Mitsue (御杖村, Mitsue-mura) is a village located in Uda District, Nara Prefecture, Japan. As of 1 April 2024, the village had an estimated population of 1393 in 782 households, and a population density of 18 persons per km^{2}. The total area of the village is 79.58 km2.

==Geography==
Mitsue is located in the southern portion of the Soni Plateau, and the upper part of the Nabari River is situated here. The entire village is mountainous, with many peaks.
- Mountains : Mount Miune (1235 m)

===Surrounding municipalities===
Mie Prefecture
- Matsusaka
- Tsu
Nara Prefecture
- Higashiyoshino
- Soni

===Climate===
Mitsue has a humid subtropical climate (Köppen Cfa) characterized by warm summers and cool winters with light to no snowfall. The average annual temperature in Mitsue is 12.5 °C. The average annual rainfall is 2174 mm with September as the wettest month. The temperatures are highest on average in August, at around 24.0 °C, and lowest in January, at around 1.1 °C.

===Demographics===
Per Japanese census data, the population of Mitsue is as shown below

==History==
The area of Mitsue was part of ancient Yamato Province. The village of Mitsue was established on April 1, 1889 with the creation of the modern municipalities system.

==Government==
Mitsui has a mayor-council form of government with a directly elected mayor and a unicameral village council of eight members.

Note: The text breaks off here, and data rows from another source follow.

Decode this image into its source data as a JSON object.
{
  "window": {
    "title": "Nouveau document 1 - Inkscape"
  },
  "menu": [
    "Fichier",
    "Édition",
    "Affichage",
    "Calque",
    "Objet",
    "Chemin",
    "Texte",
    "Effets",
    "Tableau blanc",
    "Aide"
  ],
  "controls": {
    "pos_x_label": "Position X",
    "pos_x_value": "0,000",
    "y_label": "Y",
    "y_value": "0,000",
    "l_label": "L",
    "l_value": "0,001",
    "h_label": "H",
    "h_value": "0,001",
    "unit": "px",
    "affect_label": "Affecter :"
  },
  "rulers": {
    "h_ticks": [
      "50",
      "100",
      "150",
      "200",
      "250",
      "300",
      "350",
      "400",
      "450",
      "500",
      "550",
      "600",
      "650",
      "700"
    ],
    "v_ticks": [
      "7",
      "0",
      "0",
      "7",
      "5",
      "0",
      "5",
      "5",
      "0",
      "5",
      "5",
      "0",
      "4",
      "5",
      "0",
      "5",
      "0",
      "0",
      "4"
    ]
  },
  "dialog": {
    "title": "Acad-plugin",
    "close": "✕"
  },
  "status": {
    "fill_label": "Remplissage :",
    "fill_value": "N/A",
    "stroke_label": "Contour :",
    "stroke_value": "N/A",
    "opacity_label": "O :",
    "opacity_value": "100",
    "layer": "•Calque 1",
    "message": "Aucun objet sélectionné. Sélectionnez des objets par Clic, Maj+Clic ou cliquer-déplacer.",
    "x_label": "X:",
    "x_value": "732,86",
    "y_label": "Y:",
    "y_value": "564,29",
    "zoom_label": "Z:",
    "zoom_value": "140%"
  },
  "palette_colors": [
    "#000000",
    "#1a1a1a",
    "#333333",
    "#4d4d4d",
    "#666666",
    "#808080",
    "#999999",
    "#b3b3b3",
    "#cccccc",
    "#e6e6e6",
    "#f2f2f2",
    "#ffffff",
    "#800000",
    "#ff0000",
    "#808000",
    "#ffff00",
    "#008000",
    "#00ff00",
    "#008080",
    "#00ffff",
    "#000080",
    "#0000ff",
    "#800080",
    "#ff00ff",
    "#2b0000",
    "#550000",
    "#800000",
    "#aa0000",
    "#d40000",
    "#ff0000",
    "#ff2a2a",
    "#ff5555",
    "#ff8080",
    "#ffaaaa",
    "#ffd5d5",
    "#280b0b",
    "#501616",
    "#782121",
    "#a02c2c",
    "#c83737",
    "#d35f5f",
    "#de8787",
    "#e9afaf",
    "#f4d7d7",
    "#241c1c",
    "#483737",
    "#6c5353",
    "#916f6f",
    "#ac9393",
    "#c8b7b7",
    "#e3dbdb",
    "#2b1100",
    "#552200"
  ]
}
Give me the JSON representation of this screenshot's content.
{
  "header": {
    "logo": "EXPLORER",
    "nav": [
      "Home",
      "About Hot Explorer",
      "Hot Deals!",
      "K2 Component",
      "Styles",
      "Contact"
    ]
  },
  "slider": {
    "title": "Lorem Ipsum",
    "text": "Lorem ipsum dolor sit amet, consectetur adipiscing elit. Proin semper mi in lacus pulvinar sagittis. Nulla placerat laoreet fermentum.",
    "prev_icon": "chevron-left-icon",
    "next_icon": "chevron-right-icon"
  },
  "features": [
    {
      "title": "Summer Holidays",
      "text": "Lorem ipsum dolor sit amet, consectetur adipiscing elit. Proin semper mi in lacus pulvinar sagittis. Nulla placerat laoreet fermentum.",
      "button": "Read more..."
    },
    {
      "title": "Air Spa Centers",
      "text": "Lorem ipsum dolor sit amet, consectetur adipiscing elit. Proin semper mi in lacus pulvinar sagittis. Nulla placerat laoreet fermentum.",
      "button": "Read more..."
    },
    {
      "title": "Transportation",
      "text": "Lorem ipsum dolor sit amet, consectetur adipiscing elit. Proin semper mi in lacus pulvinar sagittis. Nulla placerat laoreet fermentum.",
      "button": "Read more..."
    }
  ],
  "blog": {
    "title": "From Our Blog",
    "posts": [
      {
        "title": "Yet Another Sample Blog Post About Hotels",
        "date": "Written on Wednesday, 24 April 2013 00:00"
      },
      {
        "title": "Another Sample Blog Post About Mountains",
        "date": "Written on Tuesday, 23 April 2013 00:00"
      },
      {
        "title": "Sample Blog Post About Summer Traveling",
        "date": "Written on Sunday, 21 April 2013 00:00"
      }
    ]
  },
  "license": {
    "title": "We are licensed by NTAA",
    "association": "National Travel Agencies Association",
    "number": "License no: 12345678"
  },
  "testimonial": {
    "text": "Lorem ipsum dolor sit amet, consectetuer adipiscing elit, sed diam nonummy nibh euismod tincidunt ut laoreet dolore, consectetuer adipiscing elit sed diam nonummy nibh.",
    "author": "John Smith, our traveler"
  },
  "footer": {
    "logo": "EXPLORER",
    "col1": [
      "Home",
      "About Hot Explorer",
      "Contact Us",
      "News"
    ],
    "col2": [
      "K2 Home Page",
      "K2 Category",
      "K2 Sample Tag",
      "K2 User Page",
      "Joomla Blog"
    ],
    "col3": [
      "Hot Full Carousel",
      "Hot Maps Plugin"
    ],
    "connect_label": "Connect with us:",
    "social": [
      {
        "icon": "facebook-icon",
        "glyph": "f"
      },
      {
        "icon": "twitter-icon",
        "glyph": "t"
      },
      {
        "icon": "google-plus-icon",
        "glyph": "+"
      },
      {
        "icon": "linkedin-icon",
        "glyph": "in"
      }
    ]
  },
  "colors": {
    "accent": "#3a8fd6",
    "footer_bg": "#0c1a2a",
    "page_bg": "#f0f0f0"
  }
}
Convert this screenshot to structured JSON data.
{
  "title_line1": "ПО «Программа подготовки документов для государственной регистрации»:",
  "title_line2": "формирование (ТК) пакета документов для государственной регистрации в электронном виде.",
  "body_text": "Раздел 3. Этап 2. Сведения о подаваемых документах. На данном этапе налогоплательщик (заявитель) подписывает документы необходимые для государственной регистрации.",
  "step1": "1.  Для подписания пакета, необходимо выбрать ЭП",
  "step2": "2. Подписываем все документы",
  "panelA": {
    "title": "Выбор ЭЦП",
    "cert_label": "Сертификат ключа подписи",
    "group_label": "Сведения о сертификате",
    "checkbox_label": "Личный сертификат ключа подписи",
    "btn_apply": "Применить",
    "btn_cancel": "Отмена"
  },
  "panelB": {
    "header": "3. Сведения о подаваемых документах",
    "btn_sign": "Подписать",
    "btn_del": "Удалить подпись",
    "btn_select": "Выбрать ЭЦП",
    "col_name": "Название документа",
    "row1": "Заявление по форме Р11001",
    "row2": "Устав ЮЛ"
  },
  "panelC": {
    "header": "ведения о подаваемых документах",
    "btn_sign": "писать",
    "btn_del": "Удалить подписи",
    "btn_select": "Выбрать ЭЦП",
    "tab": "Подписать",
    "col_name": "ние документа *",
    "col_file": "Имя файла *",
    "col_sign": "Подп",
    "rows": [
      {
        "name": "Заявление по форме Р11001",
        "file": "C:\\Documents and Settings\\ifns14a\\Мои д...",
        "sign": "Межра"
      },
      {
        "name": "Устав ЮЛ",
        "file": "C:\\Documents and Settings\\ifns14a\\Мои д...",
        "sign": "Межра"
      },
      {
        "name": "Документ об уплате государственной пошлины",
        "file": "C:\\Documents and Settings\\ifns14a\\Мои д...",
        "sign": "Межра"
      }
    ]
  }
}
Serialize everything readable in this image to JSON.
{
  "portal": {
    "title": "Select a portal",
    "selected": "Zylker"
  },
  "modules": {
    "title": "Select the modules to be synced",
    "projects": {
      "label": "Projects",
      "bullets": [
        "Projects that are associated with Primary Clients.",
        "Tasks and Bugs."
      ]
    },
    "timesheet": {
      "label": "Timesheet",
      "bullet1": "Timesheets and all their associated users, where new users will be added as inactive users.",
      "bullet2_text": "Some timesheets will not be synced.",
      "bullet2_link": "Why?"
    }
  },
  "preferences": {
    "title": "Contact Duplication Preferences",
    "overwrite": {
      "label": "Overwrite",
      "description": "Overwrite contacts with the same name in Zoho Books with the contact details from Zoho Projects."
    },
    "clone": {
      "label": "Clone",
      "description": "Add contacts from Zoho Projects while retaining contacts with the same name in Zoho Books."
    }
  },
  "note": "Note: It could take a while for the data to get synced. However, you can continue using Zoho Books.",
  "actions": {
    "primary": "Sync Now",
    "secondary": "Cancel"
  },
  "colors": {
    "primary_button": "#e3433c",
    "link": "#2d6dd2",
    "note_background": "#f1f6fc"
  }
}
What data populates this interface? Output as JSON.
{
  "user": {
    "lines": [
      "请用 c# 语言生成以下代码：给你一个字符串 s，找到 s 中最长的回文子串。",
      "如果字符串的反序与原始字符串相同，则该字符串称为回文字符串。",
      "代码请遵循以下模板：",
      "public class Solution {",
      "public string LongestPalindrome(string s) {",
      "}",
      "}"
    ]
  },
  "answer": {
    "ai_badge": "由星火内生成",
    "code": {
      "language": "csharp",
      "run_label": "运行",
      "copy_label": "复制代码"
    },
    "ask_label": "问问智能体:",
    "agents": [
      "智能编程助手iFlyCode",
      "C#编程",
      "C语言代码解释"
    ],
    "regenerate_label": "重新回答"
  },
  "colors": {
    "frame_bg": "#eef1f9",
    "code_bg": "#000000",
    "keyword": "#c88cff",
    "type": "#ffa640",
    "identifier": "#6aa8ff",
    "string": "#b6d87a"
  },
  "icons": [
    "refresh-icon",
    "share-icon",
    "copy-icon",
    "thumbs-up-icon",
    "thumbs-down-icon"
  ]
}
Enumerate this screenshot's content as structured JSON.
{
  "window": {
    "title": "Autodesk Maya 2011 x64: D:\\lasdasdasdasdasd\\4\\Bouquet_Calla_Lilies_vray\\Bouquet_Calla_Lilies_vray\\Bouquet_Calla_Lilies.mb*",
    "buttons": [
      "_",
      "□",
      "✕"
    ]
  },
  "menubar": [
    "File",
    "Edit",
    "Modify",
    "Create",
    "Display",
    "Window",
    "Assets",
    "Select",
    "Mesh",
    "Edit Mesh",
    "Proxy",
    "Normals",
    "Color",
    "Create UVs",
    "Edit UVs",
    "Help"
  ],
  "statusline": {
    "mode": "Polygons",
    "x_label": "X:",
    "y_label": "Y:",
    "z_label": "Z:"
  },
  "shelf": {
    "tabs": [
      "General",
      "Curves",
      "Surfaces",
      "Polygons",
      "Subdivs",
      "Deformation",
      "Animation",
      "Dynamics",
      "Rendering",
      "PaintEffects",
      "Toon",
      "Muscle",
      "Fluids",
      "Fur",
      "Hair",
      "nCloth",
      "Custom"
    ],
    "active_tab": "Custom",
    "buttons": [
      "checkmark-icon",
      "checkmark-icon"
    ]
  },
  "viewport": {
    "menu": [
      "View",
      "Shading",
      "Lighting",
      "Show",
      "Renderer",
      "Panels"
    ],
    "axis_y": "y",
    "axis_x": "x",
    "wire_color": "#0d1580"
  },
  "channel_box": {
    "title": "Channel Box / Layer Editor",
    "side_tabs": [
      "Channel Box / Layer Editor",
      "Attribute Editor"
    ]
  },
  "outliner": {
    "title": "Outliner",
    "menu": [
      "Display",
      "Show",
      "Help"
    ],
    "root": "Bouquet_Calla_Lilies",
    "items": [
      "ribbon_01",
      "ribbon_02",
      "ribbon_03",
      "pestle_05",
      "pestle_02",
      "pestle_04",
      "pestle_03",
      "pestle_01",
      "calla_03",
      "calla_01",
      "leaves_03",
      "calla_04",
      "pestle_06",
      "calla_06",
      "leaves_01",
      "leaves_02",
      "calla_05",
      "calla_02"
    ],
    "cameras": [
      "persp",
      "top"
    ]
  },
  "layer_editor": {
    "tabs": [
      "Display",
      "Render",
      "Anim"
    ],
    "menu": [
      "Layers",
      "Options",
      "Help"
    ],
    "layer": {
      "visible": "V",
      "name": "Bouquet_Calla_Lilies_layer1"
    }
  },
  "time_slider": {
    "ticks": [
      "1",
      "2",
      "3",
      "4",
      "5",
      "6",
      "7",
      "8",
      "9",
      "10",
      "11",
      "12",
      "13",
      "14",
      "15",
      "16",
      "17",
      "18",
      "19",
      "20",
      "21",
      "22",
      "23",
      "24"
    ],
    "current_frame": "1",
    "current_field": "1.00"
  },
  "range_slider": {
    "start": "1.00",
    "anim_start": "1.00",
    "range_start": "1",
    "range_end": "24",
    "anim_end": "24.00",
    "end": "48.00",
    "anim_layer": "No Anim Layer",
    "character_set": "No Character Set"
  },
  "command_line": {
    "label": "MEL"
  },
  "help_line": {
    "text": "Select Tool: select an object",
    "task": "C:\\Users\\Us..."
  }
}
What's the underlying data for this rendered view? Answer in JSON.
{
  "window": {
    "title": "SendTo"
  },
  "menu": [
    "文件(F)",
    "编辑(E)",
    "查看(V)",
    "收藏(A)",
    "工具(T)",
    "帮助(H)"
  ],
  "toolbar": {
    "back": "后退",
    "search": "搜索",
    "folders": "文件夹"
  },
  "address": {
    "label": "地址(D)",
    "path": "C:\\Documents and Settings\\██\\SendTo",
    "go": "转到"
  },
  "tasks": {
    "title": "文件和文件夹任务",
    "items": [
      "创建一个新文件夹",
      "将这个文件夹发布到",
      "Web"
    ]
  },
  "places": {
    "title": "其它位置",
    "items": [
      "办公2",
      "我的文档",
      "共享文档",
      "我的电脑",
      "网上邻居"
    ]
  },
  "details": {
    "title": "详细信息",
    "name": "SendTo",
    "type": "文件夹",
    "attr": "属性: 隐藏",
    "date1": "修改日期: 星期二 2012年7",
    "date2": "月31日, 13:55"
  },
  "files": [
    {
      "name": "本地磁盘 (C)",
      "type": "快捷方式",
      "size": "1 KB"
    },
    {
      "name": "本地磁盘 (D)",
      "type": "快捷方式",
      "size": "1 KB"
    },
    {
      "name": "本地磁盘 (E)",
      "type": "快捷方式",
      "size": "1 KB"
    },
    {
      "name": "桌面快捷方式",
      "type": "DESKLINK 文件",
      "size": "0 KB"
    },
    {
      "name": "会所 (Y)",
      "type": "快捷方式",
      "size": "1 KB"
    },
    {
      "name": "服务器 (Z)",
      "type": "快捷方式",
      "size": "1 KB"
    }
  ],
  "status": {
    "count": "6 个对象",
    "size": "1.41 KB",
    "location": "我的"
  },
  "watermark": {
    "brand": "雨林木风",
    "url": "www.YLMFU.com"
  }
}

Nosegawa, collectively with the other municipalities of Ikoma District, contributes four members to the Nara Prefectural Assembly. In terms of national politics, the village is part of the Nara 3rd district of the lower house of the Diet of Japan.

== Economy ==
The local economy is based on agriculture and forestry. The village is developing a new program to revitalize the forestry industry it by exporting model homes to Thailand, where similar wooden architecture has largely disappeared.

==Education==
Mitsue has one public elementary high school and one public junior high school operated by the village government. The village does not have a high school.

==Transportation==
===Railways===
Mitsue does not have any passenger railway service. The nearest train stations are Haibara Station or Nabari Station on the Kintetsu Osaka Line Cable Line.

==Notable locations==
- Maruyama Park
- Mitsue Hot Springs
- Mitsue Plateau Ranch
Mitsue also hosts an annual scarecrow festival.